If late-journey bickering weren't so annoying, it might almost be endearing. The children are road-weary and have lost all inhibition. They can't seem to help correcting and contradicting each other. Indeed, the urge appears so instinctive that it seems contrived by nature to serve some evolutionary purpose.
Perhaps the purpose is to spur the maddened driver to put on a burst of speed. In this case, it works.
"We're almost at the beach!"
"No, we're not."
"Yes, we are."
A low-flying aircraft crosses the distant sky. It's pulling a long, flickering sign that advertises happy hour at a pirate-themed bar.
"Oh! That is the exact kind of plane that pulls signs along the beach!" a child says excitedly.
"That's why it's up there. Duh."
It's a surprisingly common phenomenon. A Bethesda friend tells me that her six children routinely begin arguing -- after hours of calm -- at virtually the same stretch of road every time she drives them to their grandparents' house, four hours from Interstate 495.
It's got to the point, she says, that she begins to brace herself as soon as the telltale minigolf course appears on the horizon. Not that she blames her children's ill humor on minigolf; it's just that the course happens to lie 15 combustible minutes from her destination.
This raises a central mystery. If every long car trip were 15 minutes shorter, would children magically lose the impulse to bicker? Logic suggests yes, but empiricism says no.
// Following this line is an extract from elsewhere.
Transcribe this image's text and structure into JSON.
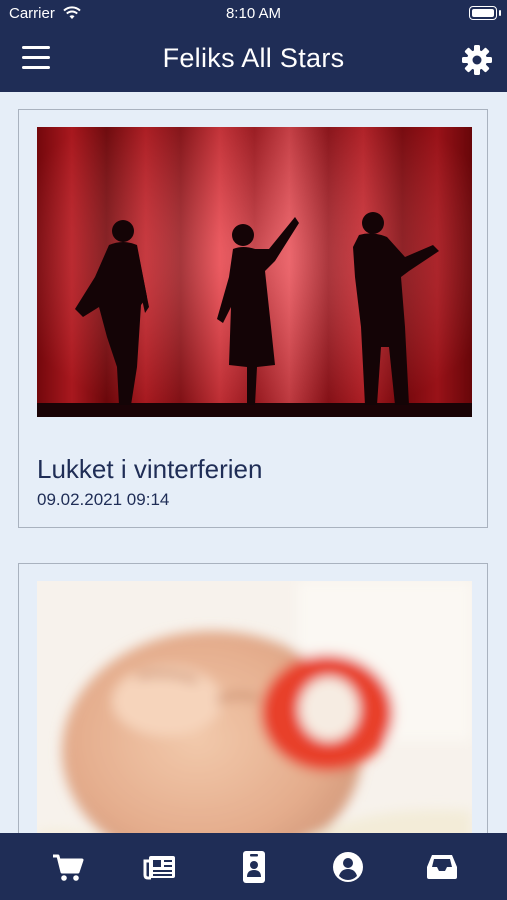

Perhaps children have a sixth sense, a kind of Squabblers GPS, that warns them when they're a quarter of an hour away -- just as dogs seem to know to go to the window and start wagging in anticipation of their owner's arrival even before the owner's car crunches over the gravel.
We're five minutes away when a child says she wishes we had New Jersey license plates.
"So we don't look like tourists."
"But we are tourists."
To which comes the inevitable riposte: "No, we're not."